Susan is an artist and writer who has overcome many obstacles in her life stemming from a paralyzing case of polio at a young age. Susan writes, “In Dec. 1953, I was a normal, healthy 7 yr. old child. Within less than a month, I was no longer healthy or normal, and never would be again. I had been stricken with a paralyzing case of polio. For the next 10 years or so I had therapies and surgeries and did make what could be called a remarkable recovery. I was able to rid myself of the braces, crutches, and wheelchair . . . but was left with residual muscle and nerve damage, deep psychological scars . . . and an even deeper sense of powerlessness.”

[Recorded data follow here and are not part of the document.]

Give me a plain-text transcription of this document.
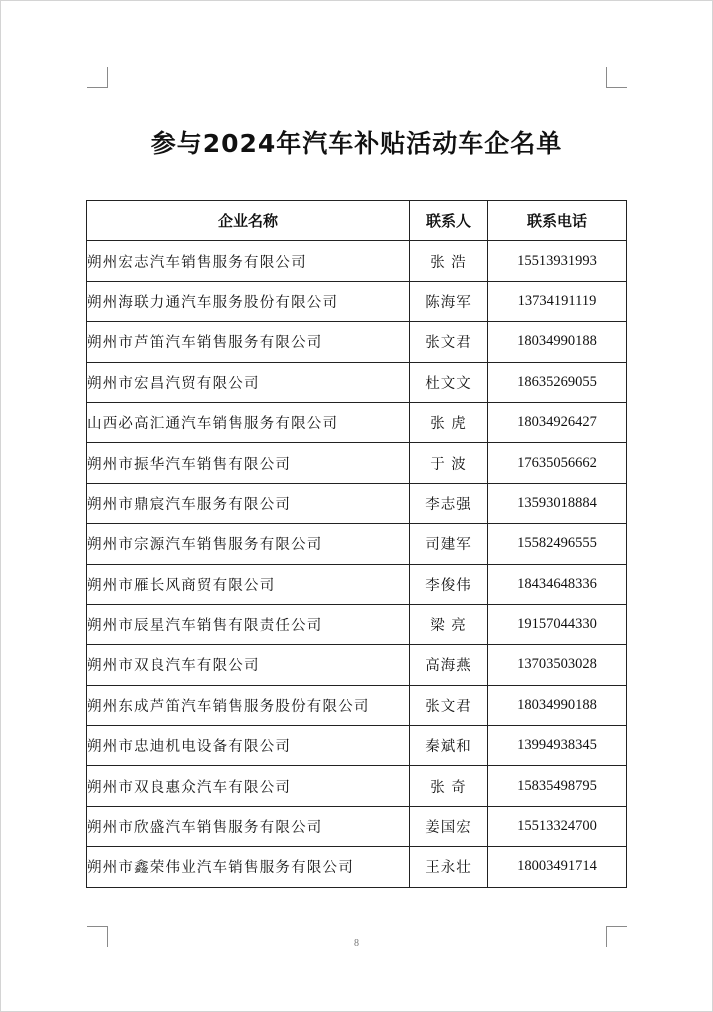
参与2024年汽车补贴活动车企名单
企业名称	联系人	联系电话
朔州宏志汽车销售服务有限公司	张 浩	15513931993
朔州海联力通汽车服务股份有限公司	陈海军	13734191119
朔州市芦笛汽车销售服务有限公司	张文君	18034990188
朔州市宏昌汽贸有限公司	杜文文	18635269055
山西必高汇通汽车销售服务有限公司	张 虎	18034926427
朔州市振华汽车销售有限公司	于 波	17635056662
朔州市鼎宸汽车服务有限公司	李志强	13593018884
朔州市宗源汽车销售服务有限公司	司建军	15582496555
朔州市雁长风商贸有限公司	李俊伟	18434648336
朔州市辰星汽车销售有限责任公司	梁 亮	19157044330
朔州市双良汽车有限公司	高海燕	13703503028
朔州东成芦笛汽车销售服务股份有限公司	张文君	18034990188
朔州市忠迪机电设备有限公司	秦斌和	13994938345
朔州市双良惠众汽车有限公司	张 奇	15835498795
朔州市欣盛汽车销售服务有限公司	姜国宏	15513324700
朔州市鑫荣伟业汽车销售服务有限公司	王永壮	18003491714
8
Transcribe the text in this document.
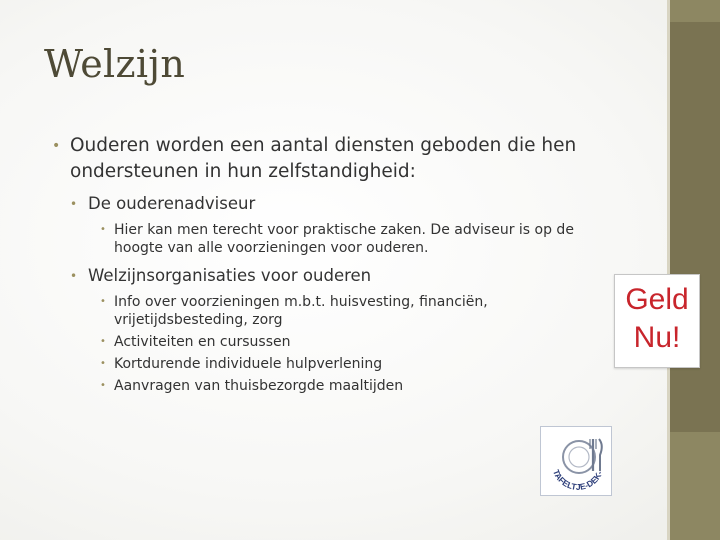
Welzijn
• Ouderen worden een aantal diensten geboden die hen ondersteunen in hun zelfstandigheid:
• De ouderenadviseur
• Hier kan men terecht voor praktische zaken. De adviseur is op de hoogte van alle voorzieningen voor ouderen.
• Welzijnsorganisaties voor ouderen
• Info over voorzieningen m.b.t. huisvesting, financiën, vrijetijdsbesteding, zorg
• Activiteiten en cursussen
• Kortdurende individuele hulpverlening
• Aanvragen van thuisbezorgde maaltijden
Geld
Nu!
TAFELTJE-DEK-
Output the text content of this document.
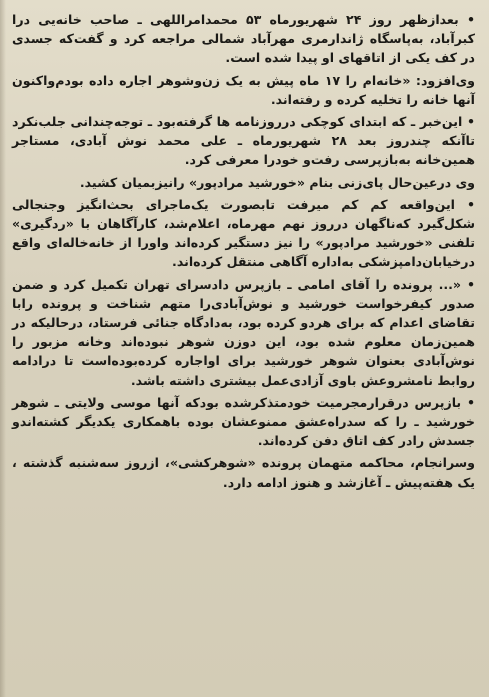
• بعدازظهر روز ۲۴ شهریورماه ۵۳ محمدامراللهی ـ صاحب خانه‌یی درا کبرآباد، به‌پاسگاه ژاندارمری مهرآباد شمالی مراجعه کرد و گفت‌که جسدی در کف یکی از اتاقهای او پیدا شده است.

وی‌افزود: «خانه‌ام را ۱۷ ماه پیش به یک زن‌وشوهر اجاره داده بودم‌واکنون آنها خانه را تخلیه کرده و رفته‌اند.

• این‌خبر ـ که ابتدای کوچکی درروزنامه ها گرفته‌بود ـ توجه‌چندانی جلب‌نکرد تاآنکه چندروز بعد ۲۸ شهریورماه ـ علی محمد نوش آبادی، مستاجر همین‌خانه به‌بازپرسی رفت‌و خودرا معرفی کرد.

وی درعین‌حال پای‌زنی بنام «خورشید مرادپور» رانیزبمیان کشید.

• این‌واقعه کم کم میرفت تابصورت یک‌ماجرای بحث‌انگیز وجنجالی شکل‌گیرد که‌ناگهان درروز نهم مهرماه، اعلام‌شد، کارآگاهان با «ردگیری» تلفنی «خورشید مرادپور» را نیز دستگیر کرده‌اند واورا از خانه‌خاله‌ای واقع درخیابان‌دامپزشکی به‌اداره آگاهی منتقل کرده‌اند.

• «... پرونده را آقای امامی ـ بازپرس دادسرای تهران تکمیل کرد و ضمن صدور کیفرخواست خورشید و نوش‌آبادی‌را متهم شناخت و پرونده رابا تقاضای اعدام که برای هردو کرده بود، به‌دادگاه جنائی فرستاد، درحالیکه در همین‌زمان معلوم شده بود، این دوزن شوهر نبوده‌اند وخانه مزبور را نوش‌آبادی بعنوان شوهر خورشید برای اواجاره کرده‌بوده‌است تا درادامه روابط نامشروعش باوی آزادی‌عمل بیشتری داشته باشد.

• بازپرس درقرارمجرمیت خودمتذکرشده بودکه آنها موسی ولایتی ـ شوهر خورشید ـ را که سدراه‌عشق ممنوعشان بوده باهمکاری یکدیگر کشته‌اندو جسدش رادر کف اتاق دفن کرده‌اند.

وسرانجام، محاکمه متهمان پرونده «شوهرکشی»، ازروز سه‌شنبه گذشته ، یک هفته‌پیش ـ آغازشد و هنوز ادامه دارد.
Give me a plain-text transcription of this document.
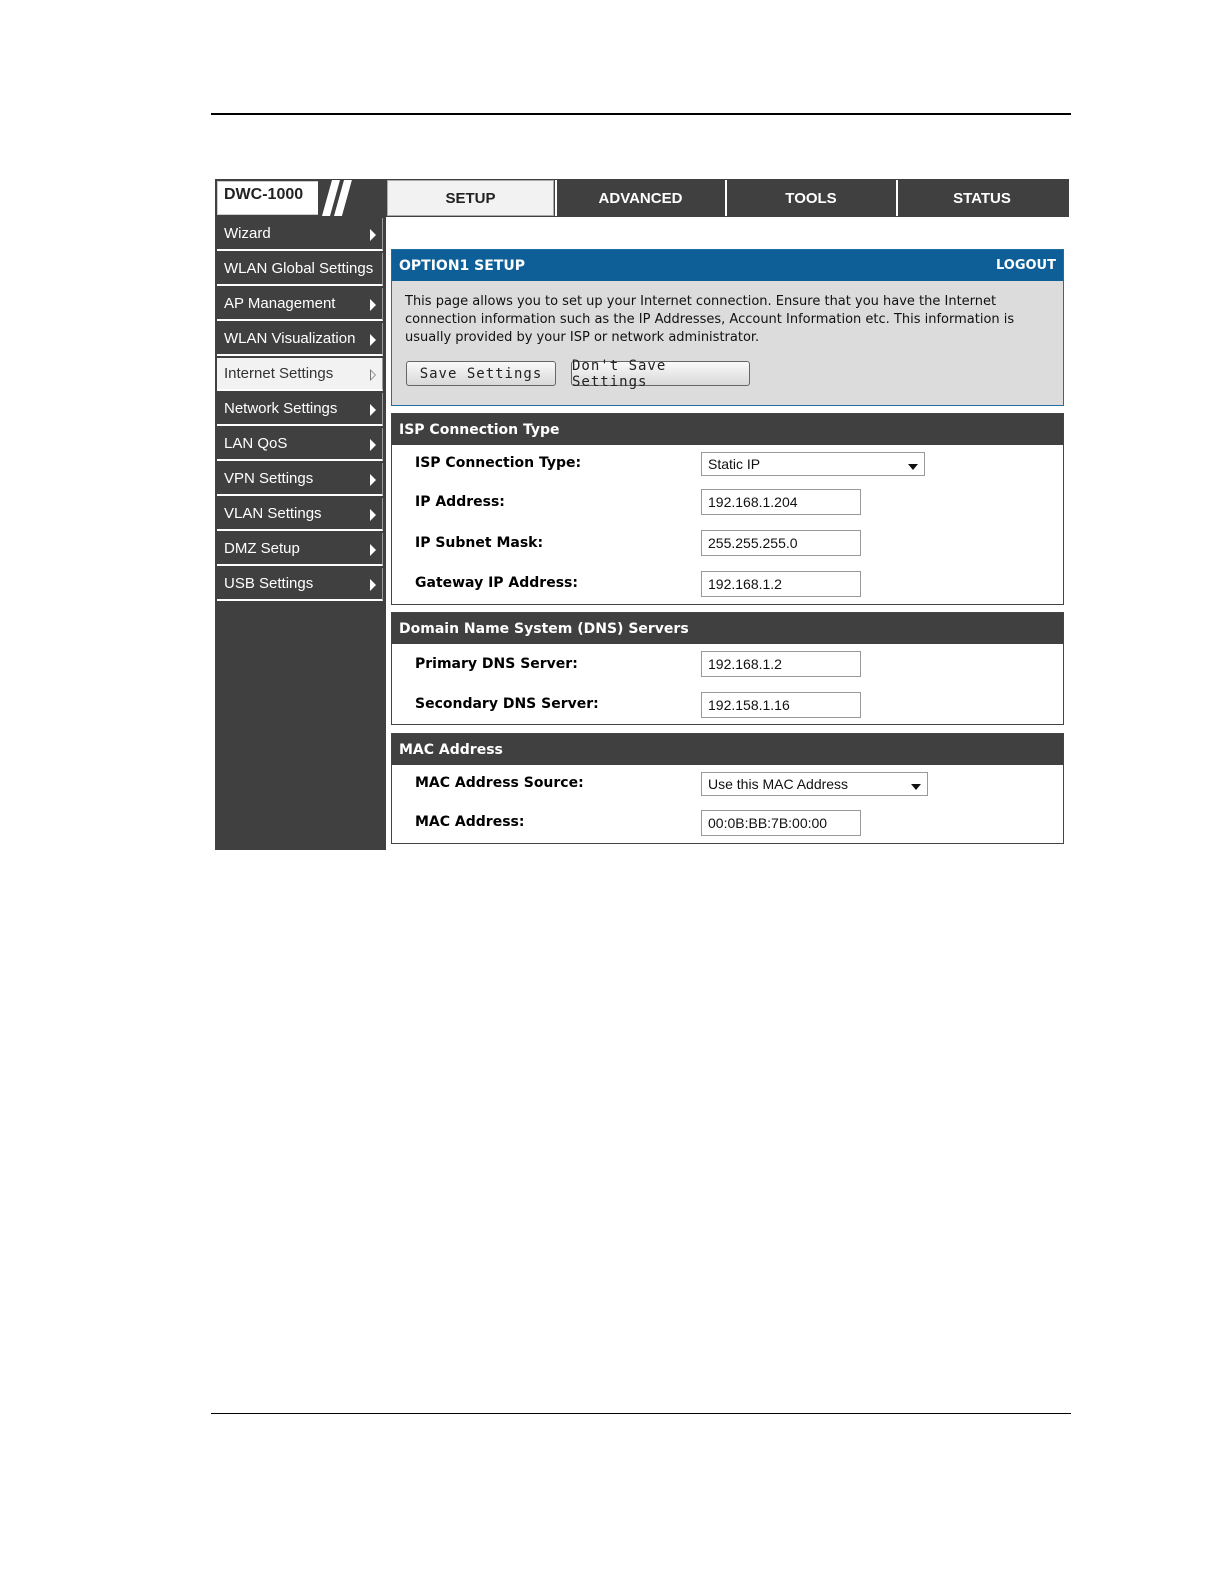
DWC-1000	SETUP	ADVANCED	TOOLS	STATUS
Wizard
WLAN Global Settings
AP Management
WLAN Visualization
Internet Settings
Network Settings
LAN QoS
VPN Settings
VLAN Settings
DMZ Setup
USB Settings
OPTION1 SETUP	LOGOUT
This page allows you to set up your Internet connection. Ensure that you have the Internet connection information such as the IP Addresses, Account Information etc. This information is usually provided by your ISP or network administrator.
Save Settings	Don't Save Settings
ISP Connection Type
ISP Connection Type:	Static IP
IP Address:	192.168.1.204
IP Subnet Mask:	255.255.255.0
Gateway IP Address:	192.168.1.2
Domain Name System (DNS) Servers
Primary DNS Server:	192.168.1.2
Secondary DNS Server:	192.158.1.16
MAC Address
MAC Address Source:	Use this MAC Address
MAC Address:	00:0B:BB:7B:00:00
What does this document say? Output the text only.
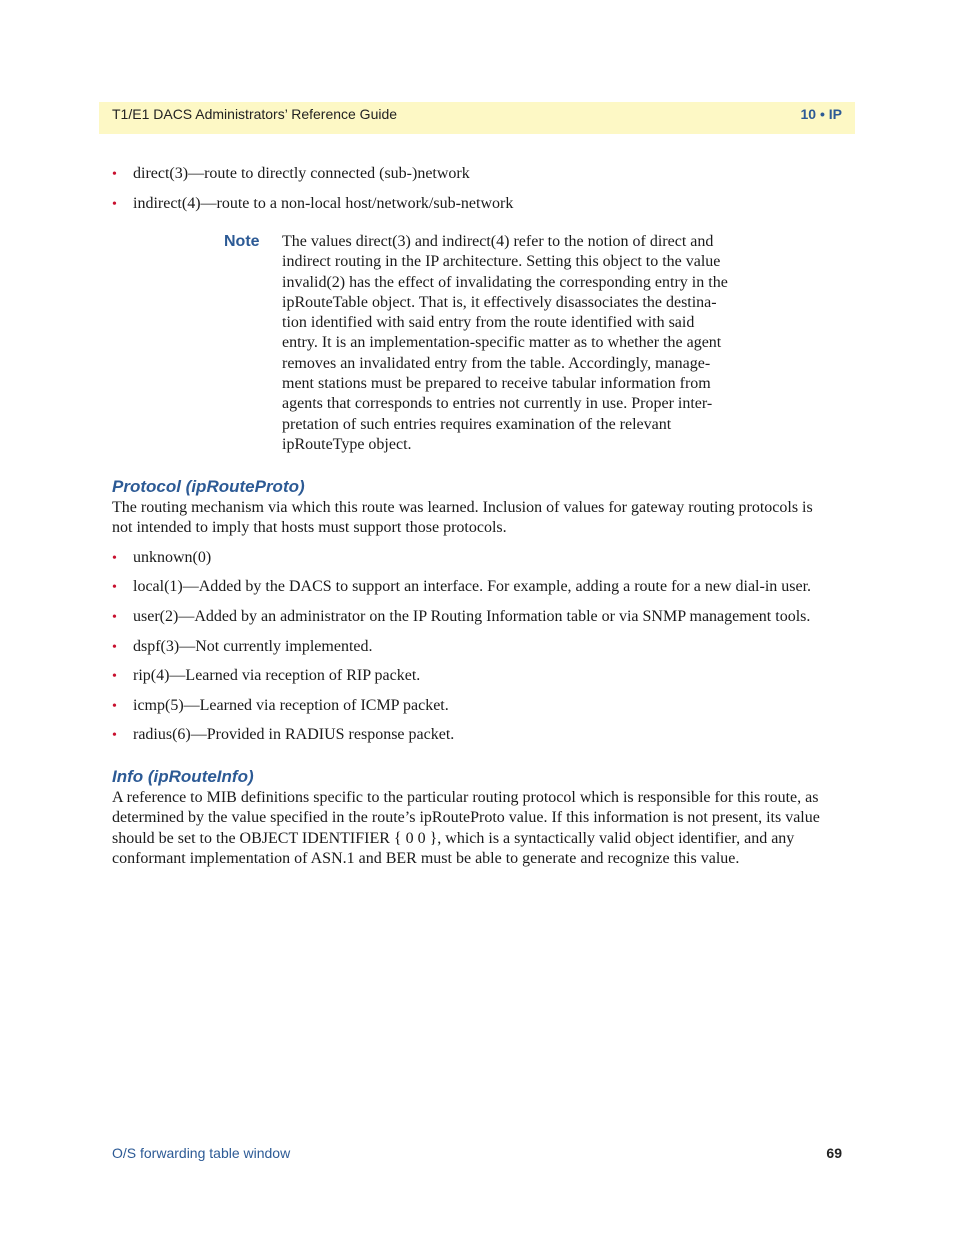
T1/E1 DACS Administrators’ Reference Guide	10 • IP
• direct(3)—route to directly connected (sub-)network
• indirect(4)—route to a non-local host/network/sub-network
Note The values direct(3) and indirect(4) refer to the notion of direct and
indirect routing in the IP architecture. Setting this object to the value
invalid(2) has the effect of invalidating the corresponding entry in the
ipRouteTable object. That is, it effectively disassociates the destina-
tion identified with said entry from the route identified with said
entry. It is an implementation-specific matter as to whether the agent
removes an invalidated entry from the table. Accordingly, manage-
ment stations must be prepared to receive tabular information from
agents that corresponds to entries not currently in use. Proper inter-
pretation of such entries requires examination of the relevant
ipRouteType object.
Protocol (ipRouteProto)
The routing mechanism via which this route was learned. Inclusion of values for gateway routing protocols is
not intended to imply that hosts must support those protocols.
• unknown(0)
• local(1)—Added by the DACS to support an interface. For example, adding a route for a new dial-in user.
• user(2)—Added by an administrator on the IP Routing Information table or via SNMP management tools.
• dspf(3)—Not currently implemented.
• rip(4)—Learned via reception of RIP packet.
• icmp(5)—Learned via reception of ICMP packet.
• radius(6)—Provided in RADIUS response packet.
Info (ipRouteInfo)
A reference to MIB definitions specific to the particular routing protocol which is responsible for this route, as
determined by the value specified in the route’s ipRouteProto value. If this information is not present, its value
should be set to the OBJECT IDENTIFIER { 0 0 }, which is a syntactically valid object identifier, and any
conformant implementation of ASN.1 and BER must be able to generate and recognize this value.
O/S forwarding table window	69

Susan describes art as her complete passion, an activity and practice with the ability to heal mind, body, and soul, “often the tonic that gets me out of emotionally dark places.” Susan describes her experience of joining ArtLifting as one of great empowerment for herself, “I never wanted to admit or see myself as disabled. After I was rid of the braces and crutches, my disability wasn’t obvious. Maybe that attitude served me well over the years . . . and maybe not. The real truth was and is that I was hiding and denying a significant part of myself. I hate the word “disabled” and always have . . . but to me, the fact that I’ve reached out to ArtLifting is a demonstration of owning, accepting, even embracing the part of myself that I have denied and rejected for my entire life.”
Through sharing her art and her story Susan hopes to communicate that “We can each be a star in our own lives . . . if only we believe we can. We all have the capacity to move past our obstacles and challenges, whether physical or emotional, obvious or hidden, and achieve the goals and dreams of our hearts. We owe it to ourselves and to those we can inspire . . . I make art because it's the best way for my heART to communicate with the world.”